Absolutely. I had to rent a car recently and I never got a confirmation email, so I tried to call the rental car location. The automated call system pushed me through all of these different automated options. When I finally got to what I thought was going to be the right place, I was told I would have to pay 10 percent of my rental fee in order to talk to a person.

You are kidding me.

No. So imagine the people who’re paying that money to get through that gate, and how frustrated and angry they’re going to be and how they’re going to treat that human that they actually end up talking to. Think about mental health and the people tasked with answering those calls.

Seems like a missed opportunity to make customers’ lives easier through technology, rather than harder and more expensive. Speaking of stress and anger and mental health, so much is happening in this country right now—shootings and raged driving and belligerence on airplanes. From your perspective, what’s going on?

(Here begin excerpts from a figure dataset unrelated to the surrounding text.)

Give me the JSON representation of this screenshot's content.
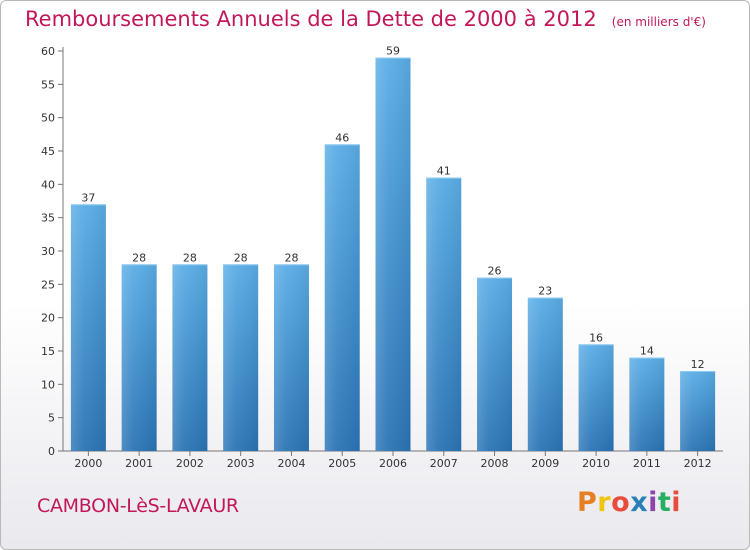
{
  "title": "Remboursements Annuels de la Dette de 2000 à 2012",
  "unit_note": "(en milliers d'€)",
  "commune": "CAMBON-LèS-LAVAUR",
  "logo": {
    "letters": [
      "P",
      "r",
      "o",
      "x",
      "i",
      "t",
      "i"
    ],
    "colors": [
      "#e67e22",
      "#f1c40f",
      "#e74c3c",
      "#2980b9",
      "#8e44ad",
      "#27ae60",
      "#e74c3c"
    ]
  },
  "colors": {
    "bar_top": "#5aade6",
    "bar_bottom": "#2a74b5",
    "title": "#c2185b"
  },
  "chart_data": {
    "type": "bar",
    "categories": [
      "2000",
      "2001",
      "2002",
      "2003",
      "2004",
      "2005",
      "2006",
      "2007",
      "2008",
      "2009",
      "2010",
      "2011",
      "2012"
    ],
    "values": [
      37,
      28,
      28,
      28,
      28,
      46,
      59,
      41,
      26,
      23,
      16,
      14,
      12
    ],
    "title": "Remboursements Annuels de la Dette de 2000 à 2012",
    "xlabel": "",
    "ylabel": "",
    "ylim": [
      0,
      60
    ],
    "yticks": [
      0,
      5,
      10,
      15,
      20,
      25,
      30,
      35,
      40,
      45,
      50,
      55,
      60
    ],
    "grid": false,
    "data_labels": true
  }
}
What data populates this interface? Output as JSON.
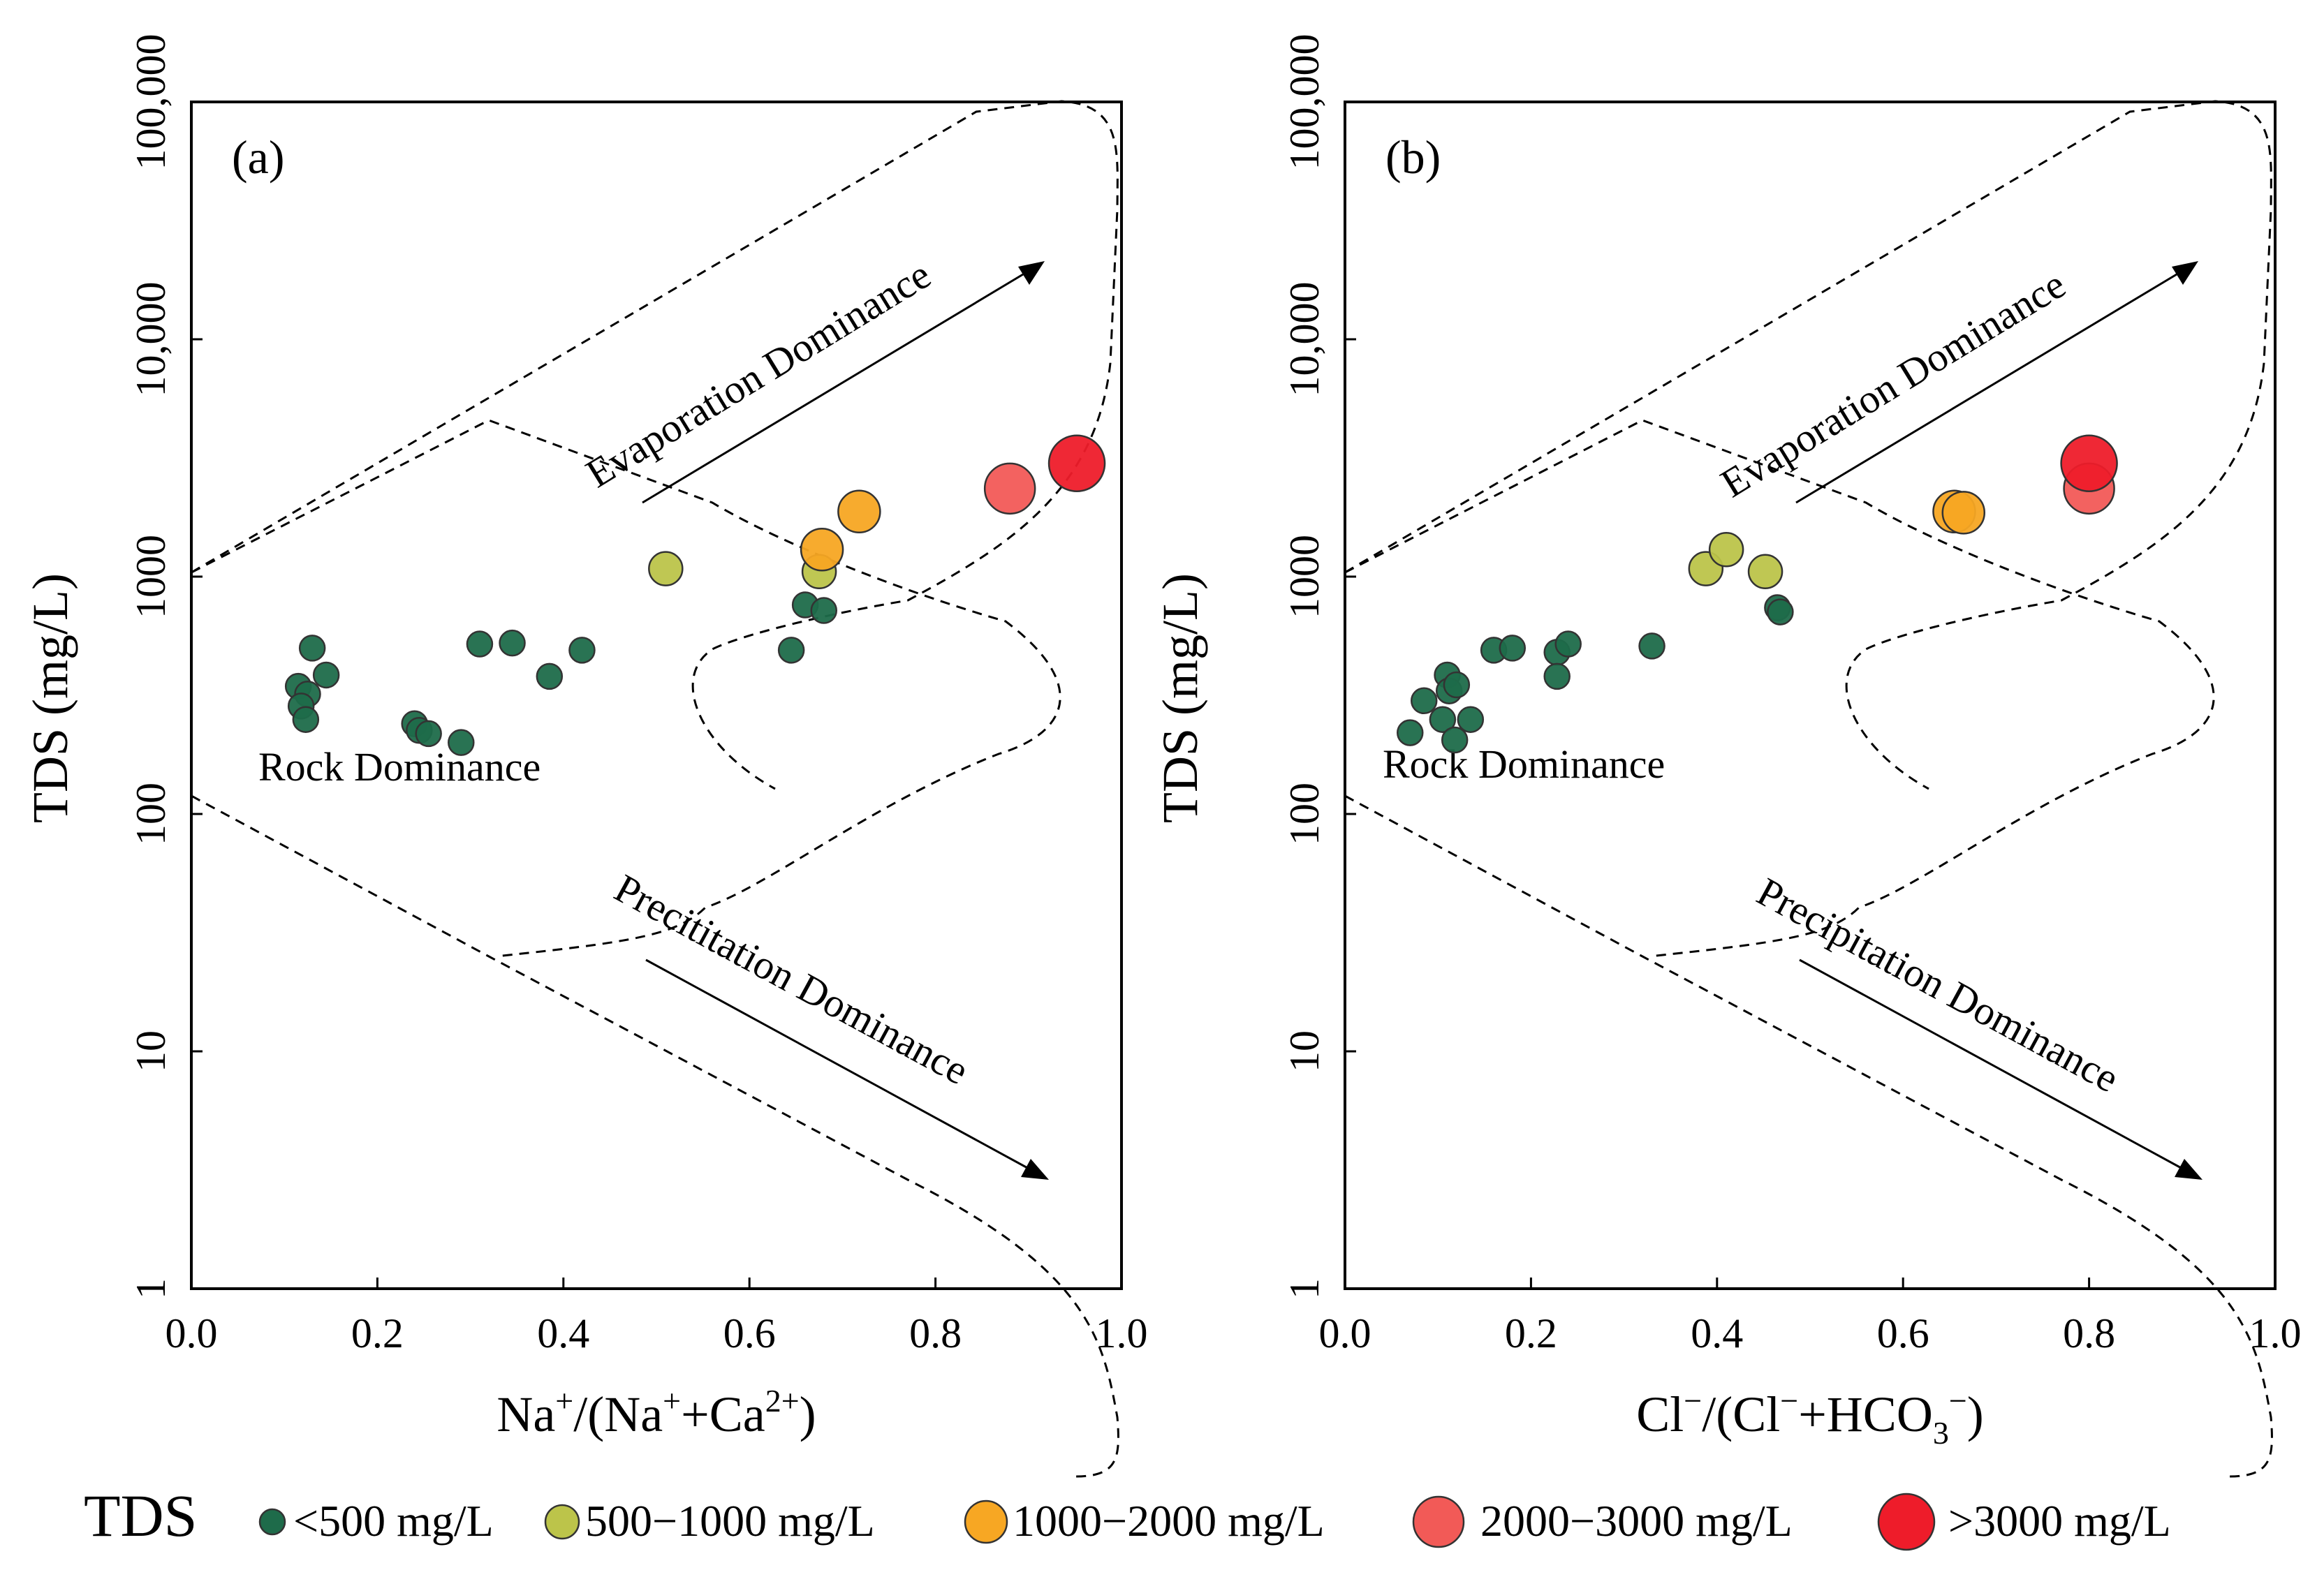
{
  "legend": {
    "title": "TDS",
    "items": [
      {
        "label": "<500 mg/L",
        "color": "#1e6b4a"
      },
      {
        "label": "500−1000 mg/L",
        "color": "#bcc44a"
      },
      {
        "label": "1000−2000 mg/L",
        "color": "#f7a723"
      },
      {
        "label": "2000−3000 mg/L",
        "color": "#f25a57"
      },
      {
        "label": ">3000 mg/L",
        "color": "#ee1c2a"
      }
    ]
  },
  "chart_data": [
    {
      "type": "scatter",
      "panel_label": "(a)",
      "ylabel": "TDS (mg/L)",
      "xlabel_parts": [
        "Na",
        "+",
        "/(Na",
        "+",
        "+Ca",
        "2+",
        ")"
      ],
      "xlim": [
        0,
        1
      ],
      "ylim": [
        1,
        100000
      ],
      "yscale": "log",
      "x_ticks": [
        "0.0",
        "0.2",
        "0.4",
        "0.6",
        "0.8",
        "1.0"
      ],
      "y_ticks": [
        "1",
        "10",
        "100",
        "1000",
        "10,000",
        "100,000"
      ],
      "annotations": {
        "evaporation": "Evaporation Dominance",
        "rock": "Rock Dominance",
        "precipitation": "Precititation Dominance"
      },
      "points": [
        {
          "x": 0.13,
          "y": 500,
          "c": 0
        },
        {
          "x": 0.145,
          "y": 385,
          "c": 0
        },
        {
          "x": 0.115,
          "y": 345,
          "c": 0
        },
        {
          "x": 0.125,
          "y": 320,
          "c": 0
        },
        {
          "x": 0.118,
          "y": 285,
          "c": 0
        },
        {
          "x": 0.123,
          "y": 250,
          "c": 0
        },
        {
          "x": 0.24,
          "y": 240,
          "c": 0
        },
        {
          "x": 0.245,
          "y": 225,
          "c": 0
        },
        {
          "x": 0.255,
          "y": 218,
          "c": 0
        },
        {
          "x": 0.29,
          "y": 200,
          "c": 0
        },
        {
          "x": 0.31,
          "y": 520,
          "c": 0
        },
        {
          "x": 0.345,
          "y": 525,
          "c": 0
        },
        {
          "x": 0.385,
          "y": 380,
          "c": 0
        },
        {
          "x": 0.42,
          "y": 490,
          "c": 0
        },
        {
          "x": 0.645,
          "y": 490,
          "c": 0
        },
        {
          "x": 0.66,
          "y": 760,
          "c": 0
        },
        {
          "x": 0.68,
          "y": 720,
          "c": 0
        },
        {
          "x": 0.51,
          "y": 1080,
          "c": 1
        },
        {
          "x": 0.675,
          "y": 1050,
          "c": 1
        },
        {
          "x": 0.678,
          "y": 1300,
          "c": 2
        },
        {
          "x": 0.718,
          "y": 1880,
          "c": 2
        },
        {
          "x": 0.88,
          "y": 2350,
          "c": 3
        },
        {
          "x": 0.952,
          "y": 3000,
          "c": 4
        }
      ]
    },
    {
      "type": "scatter",
      "panel_label": "(b)",
      "ylabel": "TDS (mg/L)",
      "xlabel_parts": [
        "Cl",
        "−",
        "/(Cl",
        "−",
        "+HCO",
        "3",
        "−",
        ")"
      ],
      "xlim": [
        0,
        1
      ],
      "ylim": [
        1,
        100000
      ],
      "yscale": "log",
      "x_ticks": [
        "0.0",
        "0.2",
        "0.4",
        "0.6",
        "0.8",
        "1.0"
      ],
      "y_ticks": [
        "1",
        "10",
        "100",
        "1000",
        "10,000",
        "100,000"
      ],
      "annotations": {
        "evaporation": "Evaporation Dominance",
        "rock": "Rock Dominance",
        "precipitation": "Precipitation Dominance"
      },
      "points": [
        {
          "x": 0.07,
          "y": 220,
          "c": 0
        },
        {
          "x": 0.085,
          "y": 300,
          "c": 0
        },
        {
          "x": 0.105,
          "y": 250,
          "c": 0
        },
        {
          "x": 0.11,
          "y": 385,
          "c": 0
        },
        {
          "x": 0.112,
          "y": 330,
          "c": 0
        },
        {
          "x": 0.12,
          "y": 350,
          "c": 0
        },
        {
          "x": 0.118,
          "y": 205,
          "c": 0
        },
        {
          "x": 0.135,
          "y": 250,
          "c": 0
        },
        {
          "x": 0.16,
          "y": 490,
          "c": 0
        },
        {
          "x": 0.18,
          "y": 500,
          "c": 0
        },
        {
          "x": 0.228,
          "y": 480,
          "c": 0
        },
        {
          "x": 0.228,
          "y": 380,
          "c": 0
        },
        {
          "x": 0.24,
          "y": 520,
          "c": 0
        },
        {
          "x": 0.33,
          "y": 510,
          "c": 0
        },
        {
          "x": 0.465,
          "y": 740,
          "c": 0
        },
        {
          "x": 0.468,
          "y": 710,
          "c": 0
        },
        {
          "x": 0.388,
          "y": 1080,
          "c": 1
        },
        {
          "x": 0.452,
          "y": 1050,
          "c": 1
        },
        {
          "x": 0.41,
          "y": 1300,
          "c": 1
        },
        {
          "x": 0.655,
          "y": 1880,
          "c": 2
        },
        {
          "x": 0.665,
          "y": 1860,
          "c": 2
        },
        {
          "x": 0.8,
          "y": 2350,
          "c": 3
        },
        {
          "x": 0.8,
          "y": 3000,
          "c": 4
        }
      ]
    }
  ]
}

When we think about community violence and escalations in aggressive behavior, we know that what protects against violence is stability in our living conditions, aka the social determinants of health: access to stable employment and housing, and equitable access to psychosocial resources, etcetera. COVID has drastically changed that. The increasing instability and polarization of our society has created immense psychological pressure. So I think it’s important to think about it first and foremost at a system level, because where we get into trouble is in the sensationalizing of individual factors. We must think about systems first and foremost, and all the socioeconomic impacts to truly have a chance at ending the current violence epidemic.

At the individual level, though, I think people are so cognitively overwhelmed and tapped out and people’s emotional and cognitive resources are really depleted right now. And we don’t live in a society that really reinforces rest and taking breaks; the expectation is that you push harder through difficult times. That just leads to increased irritability and increased stress. People are just at the boiling point.

It feels like we’re living in a very bad movie.

Yes, and I want to change the channel! Over the past couple of years, technology has given many of us invaluable opportunities to stay connected to our loved ones, to broaden our awareness and perspective of the world, to continue our education, to stay entertained, to access health care—really to keep us living some version of our lives when everything seemed to be grinding to a halt. Technology can and does make our lives better… if we can just keep in mind all of the lessons from our favorite classic dystopian Sci-Fi films and novels.